BACKGROUND: Bone marrow derived endothelial progenitor cells (EPCs) are immature endothelial cells (ECs) involved in neo-angiogenesis and endothelial homeostasis and are considered as a circulating reservoir for endothelial repair. Many studies showed that EPCs from patients with cardiovascular pathologies are impaired and insufficient; hence, allogenic sources of EPCs from adult or cord blood are considered as good choices for cell therapy applications. However, allogenic condition increases the chance of immune rejection, especially by T cells, before exerting the desired regenerative functions. TNFα is one of the main mediators of EPC activation that recognizes two distinct receptors, TNFR1 and TNFR2. We have recently reported that human EPCs are immunosuppressive and this effect was TNFα-TNFR2 dependent. Here, we aimed to investigate if an adequate TNFα pre-conditioning could increase TNFR2 expression and prime EPCs towards more immunoregulatory functions. METHODS: EPCs were pre-treated with several doses of TNFα to find the proper dose to up-regulate TNFR2 while keeping the TNFR1 expression stable. Then, co-cultures of human EPCs and human T cells were performed to assess whether TNFα priming would increase EPC immunosuppressive and immunomodulatory effect. RESULTS: Treating EPCs with 1 ng/ml TNFα significantly up-regulated TNFR2 expression without unrestrained increase of TNFR1 and other endothelial injury markers. Moreover, TNFα priming through its interaction with TNFR2 remarkably enhanced EPC immunosuppressive and anti-inflammatory effects. Conversely, blocking TNFR2 using anti-TNFR2 mAb followed by 1 ng/ml of TNFα treatment led to the TNFα-TNFR1 interaction and polarized EPCs towards pro-inflammatory and immunogenic functions. CONCLUSIONS: We report for the first time the crucial impact of inflammation notably the TNFα-TNFR signaling pathway on EPC immunological function. Our work unveils the pro-inflammatory role of the TNFα-TNFR1 axis and, inversely the anti-inflammatory implication of the TNFα-TNFR2 axis in EPC immunoregulatory functions. Priming EPCs with 1 ng/ml of TNFα prior to their administration could boost them toward a more immunosuppressive phenotype. This could potentially lead to EPCs' longer presence in vivo after their allogenic administration resulting in their better contribution to angiogenesis and vascular regeneration. Video Abstract.

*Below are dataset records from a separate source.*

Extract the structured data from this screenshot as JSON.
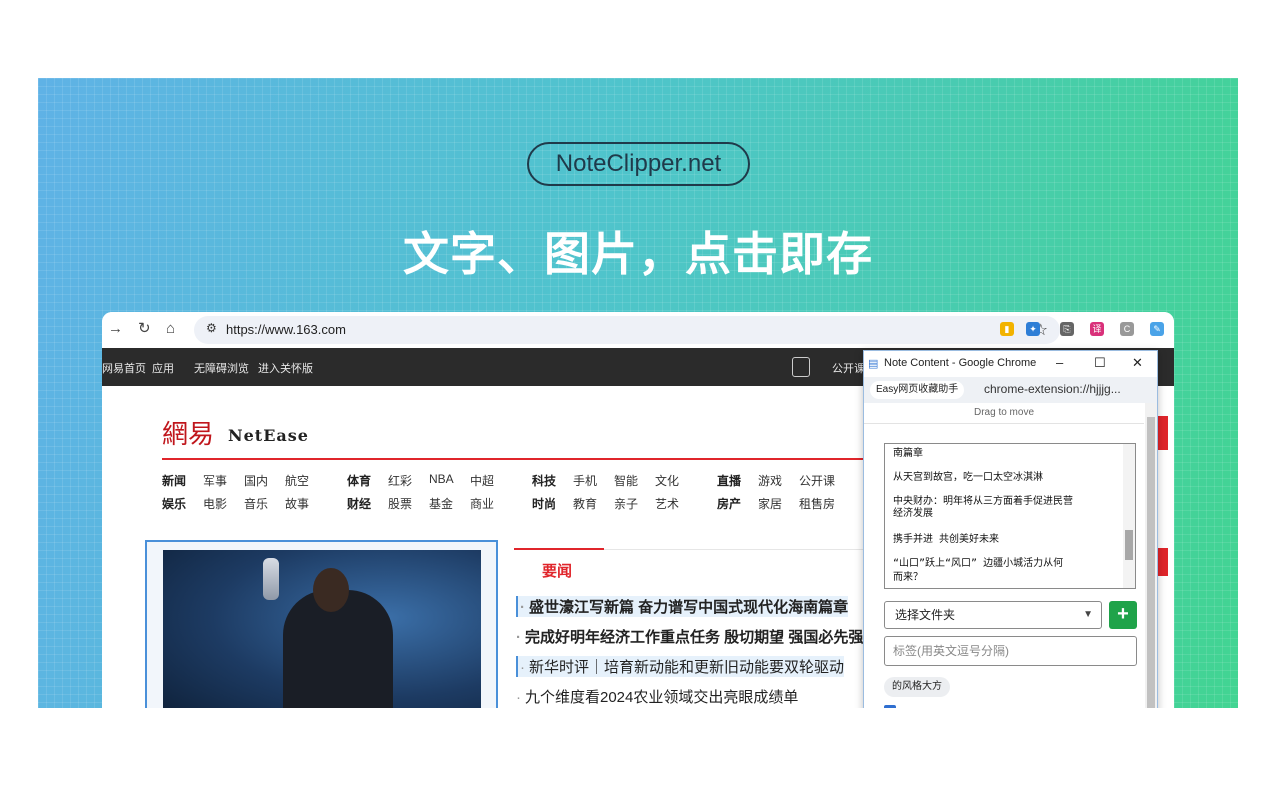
{
  "banner": {
    "site_pill": "NoteClipper.net",
    "headline": "文字、图片，点击即存"
  },
  "browser": {
    "url": "https://www.163.com",
    "nav_icons": [
      "forward-arrow",
      "reload",
      "home",
      "site-settings",
      "bookmark-star"
    ],
    "extension_icons": [
      "bookmark-ext",
      "pin-ext",
      "copy-ext",
      "translate-ext",
      "crx-ext",
      "note-ext"
    ]
  },
  "site_nav": {
    "left": [
      "网易首页",
      "应用",
      "无障碍浏览",
      "进入关怀版"
    ],
    "right": [
      "公开课"
    ]
  },
  "site": {
    "logo_cn": "網易",
    "logo_en": "NetEase",
    "nav_row1": [
      {
        "t": "新闻",
        "b": true
      },
      {
        "t": "军事"
      },
      {
        "t": "国内"
      },
      {
        "t": "航空"
      },
      {
        "t": "体育",
        "b": true
      },
      {
        "t": "红彩"
      },
      {
        "t": "NBA"
      },
      {
        "t": "中超"
      },
      {
        "t": "科技",
        "b": true
      },
      {
        "t": "手机"
      },
      {
        "t": "智能"
      },
      {
        "t": "文化"
      },
      {
        "t": "直播",
        "b": true
      },
      {
        "t": "游戏"
      },
      {
        "t": "公开课"
      }
    ],
    "nav_row2": [
      {
        "t": "娱乐",
        "b": true
      },
      {
        "t": "电影"
      },
      {
        "t": "音乐"
      },
      {
        "t": "故事"
      },
      {
        "t": "财经",
        "b": true
      },
      {
        "t": "股票"
      },
      {
        "t": "基金"
      },
      {
        "t": "商业"
      },
      {
        "t": "时尚",
        "b": true
      },
      {
        "t": "教育"
      },
      {
        "t": "亲子"
      },
      {
        "t": "艺术"
      },
      {
        "t": "房产",
        "b": true
      },
      {
        "t": "家居"
      },
      {
        "t": "租售房"
      }
    ],
    "news_tab": "要闻",
    "news": [
      {
        "text": "盛世濠江写新篇 奋力谱写中国式现代化海南篇章",
        "bold": true,
        "highlight": true
      },
      {
        "text": "完成好明年经济工作重点任务 殷切期望 强国必先强",
        "bold": true,
        "highlight": false
      },
      {
        "text": "新华时评｜培育新动能和更新旧动能要双轮驱动",
        "bold": false,
        "highlight": true
      },
      {
        "text": "九个维度看2024农业领域交出亮眼成绩单",
        "bold": false,
        "highlight": false
      }
    ]
  },
  "popup": {
    "title": "Note Content - Google Chrome",
    "chip": "Easy网页收藏助手",
    "address": "chrome-extension://hjjjg...",
    "drag_hint": "Drag to move",
    "content_lines": [
      "南篇章",
      "从天宫到故宫，吃一口太空冰淇淋",
      "中央财办：明年将从三方面着手促进民营",
      "经济发展",
      "携手并进 共创美好未来",
      "“山口”跃上“风口” 边疆小城活力从何",
      "而来？"
    ],
    "folder_select": "选择文件夹",
    "tags_placeholder": "标签(用英文逗号分隔)",
    "tag_chip": "的风格大方"
  }
}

TNFR2 Is a Crucial Hub Controlling Mesenchymal Stem Cell Biological and Functional Properties.

Mesenchymal stem cells (MSCs) have drawn lots of attention as gold standard stem cells in fundamental and clinical researches during the last 20 years. Due to their tissue and vascular repair capacities, MSCs have been used to treat a variety of degenerative disorders. Moreover, MSCs are able to modulate immune cells' functions, particularly T cells while inducing regulatory T cells (iTregs). MSCs are very sensitive to inflammatory signals. Their biological functions could remarkably vary after exposure to different pro-inflammatory cytokines, notably TNFα. In this article, we have explored the importance of TNFR2 expression in a series of MSCs' biological and functional properties. Thus, MSCs from wild-type (WT) and TNFR2 knockout (TNFR2 KO) mice were isolated and underwent several ex vivo experiments to investigate the biological significance of TNFR2 molecule in MSC main functions. Hampering in TNFR2 signaling resulted in reduced MSC colony-forming units and proliferation rate and diminished the expression of all MSC characteristic markers such as stem cell antigen-1 (Sca1), CD90, CD105, CD44, and CD73. TNFR2 KO-MSCs produced more pro-inflammatory cytokines like TNFα, IFNγ, and IL-6 and less anti-inflammatory mediators such as IL-10, TGFß, and NO and induced Tregs with less suppressive effect. Furthermore, the TNFR2 blockade remarkably decreased MSC regenerative functions such as wound healing, complex tube formation, and endothelial pro-angiogenic support. Therefore, our results reveal the TNFα-TNFR2 axis as a crucial regulator of MSC immunological and regenerative functions.